On Fri, Jul 1, 2011 at 3:31 AM, Dmitri O.Kondratiev
Hi, Please advise on NLP libraries similar to Natural Language Toolkit
There is a (slowly?) growing NLP community for haskell over at: http://projects.haskell.org/nlp/ The nlp mailing list may be a better place to ask for details. To the best of my knowledge, most of the NLTK / OpenNLP capabilities have yet to be implemented/ported to Haskell, but there are some packages to take a look at on Hackage.
First of all I need: - tools to construct 'bag of words' (http://en.wikipedia.org/wiki/Bag_of_words_model), which is a list of words in the article.
This is trivially implemented if you have a natural language tokenizer you're happy with. Toktok might be worth looking at: http://hackage.haskell.org/package/toktok but I *think* it takes a pretty simple view of tokens (assume it is the tokenizer I've been using within the GF).

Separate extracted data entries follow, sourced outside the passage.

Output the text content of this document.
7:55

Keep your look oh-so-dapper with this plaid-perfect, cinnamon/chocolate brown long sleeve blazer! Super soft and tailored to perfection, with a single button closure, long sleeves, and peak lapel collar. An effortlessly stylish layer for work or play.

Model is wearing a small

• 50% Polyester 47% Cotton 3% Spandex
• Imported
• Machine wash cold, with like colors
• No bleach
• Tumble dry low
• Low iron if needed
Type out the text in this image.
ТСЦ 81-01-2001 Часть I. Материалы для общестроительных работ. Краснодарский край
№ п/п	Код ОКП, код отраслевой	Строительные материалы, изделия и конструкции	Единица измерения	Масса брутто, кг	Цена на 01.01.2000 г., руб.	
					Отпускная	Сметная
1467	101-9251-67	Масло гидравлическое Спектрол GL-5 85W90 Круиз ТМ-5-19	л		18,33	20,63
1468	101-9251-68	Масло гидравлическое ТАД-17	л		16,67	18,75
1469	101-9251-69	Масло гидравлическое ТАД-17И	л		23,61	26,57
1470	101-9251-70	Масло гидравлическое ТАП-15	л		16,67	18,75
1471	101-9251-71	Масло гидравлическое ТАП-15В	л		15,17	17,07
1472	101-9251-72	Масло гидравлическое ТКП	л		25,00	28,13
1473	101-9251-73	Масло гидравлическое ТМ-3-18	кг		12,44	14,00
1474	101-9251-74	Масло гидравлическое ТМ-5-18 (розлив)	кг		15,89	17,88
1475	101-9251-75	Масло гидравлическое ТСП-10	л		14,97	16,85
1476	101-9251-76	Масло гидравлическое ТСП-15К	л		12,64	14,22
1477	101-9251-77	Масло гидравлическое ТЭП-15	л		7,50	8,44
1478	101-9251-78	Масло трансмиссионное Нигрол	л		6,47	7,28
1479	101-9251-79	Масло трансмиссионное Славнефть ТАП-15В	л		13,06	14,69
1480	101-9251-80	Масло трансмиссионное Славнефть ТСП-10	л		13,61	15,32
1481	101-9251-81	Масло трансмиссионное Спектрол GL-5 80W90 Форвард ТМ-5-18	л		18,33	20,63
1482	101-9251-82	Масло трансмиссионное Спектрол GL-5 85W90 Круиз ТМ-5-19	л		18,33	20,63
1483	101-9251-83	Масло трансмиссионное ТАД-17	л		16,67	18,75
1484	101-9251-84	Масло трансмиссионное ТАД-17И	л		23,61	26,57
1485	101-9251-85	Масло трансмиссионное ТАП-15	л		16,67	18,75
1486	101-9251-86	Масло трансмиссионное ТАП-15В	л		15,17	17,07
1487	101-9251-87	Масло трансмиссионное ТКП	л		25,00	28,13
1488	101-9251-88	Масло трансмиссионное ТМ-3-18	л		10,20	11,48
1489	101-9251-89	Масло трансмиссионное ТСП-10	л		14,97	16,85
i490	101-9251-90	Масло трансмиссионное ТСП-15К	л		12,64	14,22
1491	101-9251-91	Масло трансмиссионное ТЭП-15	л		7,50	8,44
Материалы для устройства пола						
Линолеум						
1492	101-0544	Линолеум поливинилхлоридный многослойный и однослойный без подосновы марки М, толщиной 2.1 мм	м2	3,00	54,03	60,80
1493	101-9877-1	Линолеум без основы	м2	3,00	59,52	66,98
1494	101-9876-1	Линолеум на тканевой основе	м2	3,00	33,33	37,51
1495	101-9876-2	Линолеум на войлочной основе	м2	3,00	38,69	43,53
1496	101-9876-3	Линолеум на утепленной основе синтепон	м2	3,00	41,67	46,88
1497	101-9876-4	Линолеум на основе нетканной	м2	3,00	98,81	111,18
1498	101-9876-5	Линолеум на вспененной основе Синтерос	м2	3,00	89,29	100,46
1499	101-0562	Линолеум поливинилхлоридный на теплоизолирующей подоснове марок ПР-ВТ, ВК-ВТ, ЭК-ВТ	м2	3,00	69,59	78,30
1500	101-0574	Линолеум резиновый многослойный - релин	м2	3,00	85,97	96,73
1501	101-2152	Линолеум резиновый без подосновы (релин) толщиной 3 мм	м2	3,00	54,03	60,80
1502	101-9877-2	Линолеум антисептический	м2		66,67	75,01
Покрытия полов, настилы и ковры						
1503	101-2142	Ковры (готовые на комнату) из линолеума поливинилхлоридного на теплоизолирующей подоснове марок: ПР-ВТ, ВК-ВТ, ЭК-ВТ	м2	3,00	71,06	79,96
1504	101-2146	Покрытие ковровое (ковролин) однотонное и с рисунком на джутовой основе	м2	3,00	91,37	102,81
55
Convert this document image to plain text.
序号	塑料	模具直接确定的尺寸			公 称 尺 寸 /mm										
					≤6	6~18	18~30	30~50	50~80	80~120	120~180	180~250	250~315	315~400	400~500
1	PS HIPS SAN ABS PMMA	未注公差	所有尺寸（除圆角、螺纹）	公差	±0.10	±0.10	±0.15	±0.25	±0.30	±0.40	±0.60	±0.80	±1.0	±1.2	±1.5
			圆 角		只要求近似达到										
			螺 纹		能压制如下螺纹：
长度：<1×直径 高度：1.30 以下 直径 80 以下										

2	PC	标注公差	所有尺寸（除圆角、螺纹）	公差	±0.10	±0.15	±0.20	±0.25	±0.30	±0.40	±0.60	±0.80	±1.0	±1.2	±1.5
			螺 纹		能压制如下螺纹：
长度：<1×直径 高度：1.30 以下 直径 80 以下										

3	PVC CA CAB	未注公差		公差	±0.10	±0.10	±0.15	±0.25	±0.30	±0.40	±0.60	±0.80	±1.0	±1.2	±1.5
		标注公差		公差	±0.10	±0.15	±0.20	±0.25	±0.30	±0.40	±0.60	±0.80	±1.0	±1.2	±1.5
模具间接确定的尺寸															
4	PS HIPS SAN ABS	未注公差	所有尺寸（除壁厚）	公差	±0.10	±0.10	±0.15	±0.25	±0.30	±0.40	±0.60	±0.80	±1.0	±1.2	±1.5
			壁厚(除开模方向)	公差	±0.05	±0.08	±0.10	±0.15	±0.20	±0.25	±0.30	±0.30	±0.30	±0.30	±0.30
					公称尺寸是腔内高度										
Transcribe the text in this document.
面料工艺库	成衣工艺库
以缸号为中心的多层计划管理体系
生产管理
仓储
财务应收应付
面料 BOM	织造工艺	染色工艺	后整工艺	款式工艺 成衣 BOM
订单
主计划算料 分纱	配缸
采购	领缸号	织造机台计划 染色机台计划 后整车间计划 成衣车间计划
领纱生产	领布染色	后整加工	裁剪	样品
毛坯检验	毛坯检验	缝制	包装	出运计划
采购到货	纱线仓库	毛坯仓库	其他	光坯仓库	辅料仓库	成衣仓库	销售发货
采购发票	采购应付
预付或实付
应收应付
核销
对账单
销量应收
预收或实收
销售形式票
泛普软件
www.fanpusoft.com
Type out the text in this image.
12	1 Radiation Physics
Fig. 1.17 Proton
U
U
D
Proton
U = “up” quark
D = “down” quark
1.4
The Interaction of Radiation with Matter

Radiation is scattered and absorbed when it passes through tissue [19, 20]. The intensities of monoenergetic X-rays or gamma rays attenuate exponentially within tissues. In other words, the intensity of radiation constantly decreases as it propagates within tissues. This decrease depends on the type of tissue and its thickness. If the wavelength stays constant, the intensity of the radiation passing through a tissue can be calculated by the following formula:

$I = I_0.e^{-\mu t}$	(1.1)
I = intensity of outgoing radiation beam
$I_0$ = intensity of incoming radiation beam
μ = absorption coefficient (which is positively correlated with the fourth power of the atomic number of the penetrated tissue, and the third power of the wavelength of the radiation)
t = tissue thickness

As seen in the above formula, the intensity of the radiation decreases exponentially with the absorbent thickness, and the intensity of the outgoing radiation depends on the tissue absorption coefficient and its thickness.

Eric Kow (?) has a tokenizer implementation, which I can't seem to find at the moment - if I recall correctly, it is also very simple, but it would be a great place to implement a more complex tokenizer :)
- tools to prune common words, such as prepositions and conjunctions, as well as extremely rare words, such as the ones with typos.
I'm not sure what you mean by 'prune'. Are you looking for a stopword list to remove irrelevant / confusing words from something like a search query? (that's not hard to do with a stemmer and a set)
- stemming tools
There is an implementation of the porter stemmer on Hackage: - http://hackage.haskell.org/package/porter
- Naive Bayes classifier
I'm not aware of a general-purpose bayesian classifier lib. for haskell, but it *would* be great to have :) There are probably some general-purpose statistical packages that I'm unaware of that offer a larger set of capabilities...
- SVM classifier
There are a few of these. Take a look at the AI category on hackage: - http://hackage.haskell.org/packages/archive/pkg-list.html#cat:ai --Rogan
- k-means clustering